In 2011, following his retirement, he was named to the 15-member executive committee of Here We Build, a group established to analyze options for financing a new sports arena in Sacramento.
Friery was an ardent Kings fan and was greatly disappointed when the deal to build a downtown arena collapsed earlier this year.
"He wanted that thing to go through so bad," said his wife.
Fehr said Friery was creative in finding ways to finance city projects but avoided risks.
"All our debt, except the Kings deal, is in 30-year, fixed-rate bonds none of these variable rate (bonds) or derivatives that got so many cities and other governments in trouble," Fehr said.
Former Mayor Anne Rudin said she was on a citizens committee that interviewed treasurer candidates and recommended Friery for the job in 1978.
The only thing that gave the panel pause during the interview, Rudin said, was that he had a button missing from the cuff of his shirt sleeve.
"We wondered if he was really a stickler for detail," she recalled.
Any reservations were quickly dispelled.
"He was full of information," Rudin said. "He could educate you on any issue regarding the city treasury and finance."
Friery was born and raised in Cleveland, Ohio, where he and his wife met and married. They would have celebrated their 48th anniversary this week, said Linda Friery.
They moved to California when he was offered a temporary position working for then-state Treasurer Ivy Baker Priest. He subsequently landed a permanent post.
In the 1970s, Friery worked for the Regents of the University of California and later for the state auditor general's office. He left California for a few years to work for the Washington Public Power Supply System, but the family missed Sacramento, said Linda Friery.
When Friery saw the Sacramento treasurer's position advertised in the Wall Street Journal, he submitted his application.
By the time he retired, Friery had worked under 10 different mayors and 72 council members.
Although Friery served in a council-appointed office, he always spoke his mind and was forthright with the council in his analyses and recommendations, said Slipe, the former city manager.
"He was always above the politics of City Hall," Slipe said.

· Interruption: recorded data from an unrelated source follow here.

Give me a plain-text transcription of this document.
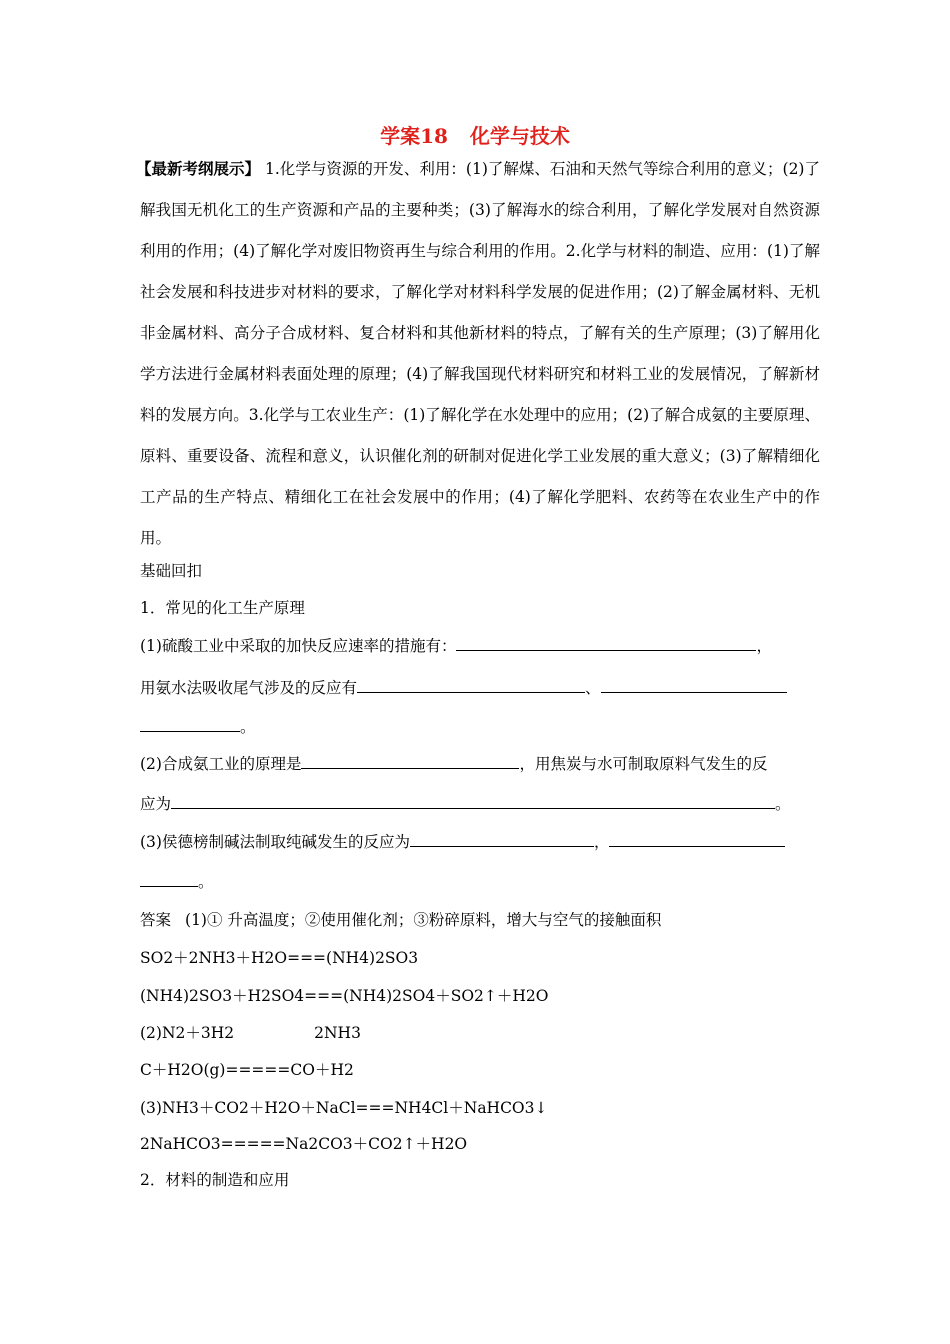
学案18 化学与技术
【最新考纲展示】 1.化学与资源的开发、利用：(1)了解煤、石油和天然气等综合利用的意义；(2)了解我国无机化工的生产资源和产品的主要种类；(3)了解海水的综合利用，了解化学发展对自然资源利用的作用；(4)了解化学对废旧物资再生与综合利用的作用。2.化学与材料的制造、应用：(1)了解社会发展和科技进步对材料的要求，了解化学对材料科学发展的促进作用；(2)了解金属材料、无机非金属材料、高分子合成材料、复合材料和其他新材料的特点，了解有关的生产原理；(3)了解用化学方法进行金属材料表面处理的原理；(4)了解我国现代材料研究和材料工业的发展情况，了解新材料的发展方向。3.化学与工农业生产：(1)了解化学在水处理中的应用；(2)了解合成氨的主要原理、原料、重要设备、流程和意义，认识催化剂的研制对促进化学工业发展的重大意义；(3)了解精细化工产品的生产特点、精细化工在社会发展中的作用；(4)了解化学肥料、农药等在农业生产中的作用。
基础回扣
1．常见的化工生产原理
(1)硫酸工业中采取的加快反应速率的措施有：	，
用氨水法吸收尾气涉及的反应有	、
。
(2)合成氨工业的原理是	，用焦炭与水可制取原料气发生的反
应为	。
(3)侯德榜制碱法制取纯碱发生的反应为	，
。
答案 (1)① 升高温度；②使用催化剂；③粉碎原料，增大与空气的接触面积
SO2＋2NH3＋H2O===(NH4)2SO3
(NH4)2SO3＋H2SO4===(NH4)2SO4＋SO2↑＋H2O
(2)N2＋3H2	2NH3
C＋H2O(g)=====CO＋H2
(3)NH3＋CO2＋H2O＋NaCl===NH4Cl＋NaHCO3↓
2NaHCO3=====Na2CO3＋CO2↑＋H2O
2．材料的制造和应用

In retirement, Friery pursued his golf game and served as finance director at Sierra View Country Club in Roseville.
But he most enjoyed time with his family. He delighted in his grandchildren, joining enthusiastically with them in activities whether playing checkers or riding bikes.
"He had a childlike demeanor about him when he was playing with children," said Linda Friery. "They all loved him."